The analysis reveals that there could have been a lack of attention to software quality in terms of carrying out tests among a number of users i.e. staffs and students. The expectation of the software quality was not available at the onset of the project and not communicated. The internal respondent noted:

“Before the enforcement, there should be a testing period; may be one to two months to make sure that the system was ready for use and take away the curiosity.”

The finding shows that the lack of analysis of software quality of the project is in line with Chua [19] which contributed crash of the project. Analysis of software quality is an activity of software testing and user’s training [19].

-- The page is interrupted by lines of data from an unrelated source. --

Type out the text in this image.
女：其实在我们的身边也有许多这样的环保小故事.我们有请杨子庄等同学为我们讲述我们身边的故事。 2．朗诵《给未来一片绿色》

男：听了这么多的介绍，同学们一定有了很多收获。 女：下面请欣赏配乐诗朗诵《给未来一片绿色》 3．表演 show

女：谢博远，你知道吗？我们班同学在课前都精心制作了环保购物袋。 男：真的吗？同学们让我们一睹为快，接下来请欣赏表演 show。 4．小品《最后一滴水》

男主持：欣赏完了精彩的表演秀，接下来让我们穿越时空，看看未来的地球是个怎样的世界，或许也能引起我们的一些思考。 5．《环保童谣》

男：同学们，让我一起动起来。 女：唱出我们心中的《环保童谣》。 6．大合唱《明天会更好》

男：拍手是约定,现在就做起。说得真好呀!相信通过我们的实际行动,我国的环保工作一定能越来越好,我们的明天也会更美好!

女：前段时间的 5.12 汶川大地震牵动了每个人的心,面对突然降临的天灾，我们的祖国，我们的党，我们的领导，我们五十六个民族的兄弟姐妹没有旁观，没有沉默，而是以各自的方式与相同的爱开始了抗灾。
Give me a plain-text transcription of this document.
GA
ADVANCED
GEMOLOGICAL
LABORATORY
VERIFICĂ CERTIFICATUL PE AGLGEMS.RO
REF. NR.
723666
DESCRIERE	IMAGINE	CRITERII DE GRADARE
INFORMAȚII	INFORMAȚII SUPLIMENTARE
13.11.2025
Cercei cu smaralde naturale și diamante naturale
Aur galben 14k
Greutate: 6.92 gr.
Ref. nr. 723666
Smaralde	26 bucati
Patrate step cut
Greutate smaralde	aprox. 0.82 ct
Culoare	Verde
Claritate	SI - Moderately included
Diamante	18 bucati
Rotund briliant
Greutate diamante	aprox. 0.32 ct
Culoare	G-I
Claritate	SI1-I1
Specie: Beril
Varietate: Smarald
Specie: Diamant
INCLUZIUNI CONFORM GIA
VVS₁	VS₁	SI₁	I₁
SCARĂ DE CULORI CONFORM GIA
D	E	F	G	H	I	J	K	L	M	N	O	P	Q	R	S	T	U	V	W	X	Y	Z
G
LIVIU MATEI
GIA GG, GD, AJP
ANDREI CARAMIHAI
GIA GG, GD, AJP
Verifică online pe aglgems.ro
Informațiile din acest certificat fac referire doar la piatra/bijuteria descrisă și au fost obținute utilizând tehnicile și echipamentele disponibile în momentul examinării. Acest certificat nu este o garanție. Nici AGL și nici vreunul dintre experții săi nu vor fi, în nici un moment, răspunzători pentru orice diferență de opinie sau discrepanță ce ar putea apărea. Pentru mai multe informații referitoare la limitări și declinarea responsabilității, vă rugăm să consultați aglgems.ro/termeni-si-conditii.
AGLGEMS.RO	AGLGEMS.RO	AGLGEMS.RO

Analysis of project accountability

The study suggests that the project manager should be appointed from within the university management rather than an external party. An external party might not be well-versed with Senate rules regarding students’ academic affairs and staffs’ responsibility in monitoring them. The internal respondent noted:

“In my opinion, the project manager for this should be Division B. I don’t know why they put the cooperative as a project manager for this project.”

The finding of project accountability shows is in line with Parent and Reich [30] which said that IT Governance must be actively embraced by the Board if the organization is to be responsible to its stakeholders [30].

CONCLUSION

While the application of smart card technology in many industries locally and abroad is common nowadays, there may not be as many challenged projects reported. We began with the research question: What are the challenges of smart card technology integration with legacy systems in a local higher education institution?

In this paper, we reported a challenged implementation of smart card technology in a higher education institution. We used the PMBOK as a framework to guide the discussions. Our study suggests that issues in smart card technology integration with legacy systems may be attributable to ill-defined project scope and project accountability as well as the lack of quality communications and adherence to clearly specified and well-understood software quality practices. This supports in the earlier reports in Woolridge et. al [16], Buschmann [17], Khan [18], Chua [19], Roberts et. al [20], Myers [21], Gilbert [22], Volvdoska et. al [23], Schneidewind [24], Jung et. al [25], Seliya et. al [26], Sohail et. al [27] and Lloyd [28].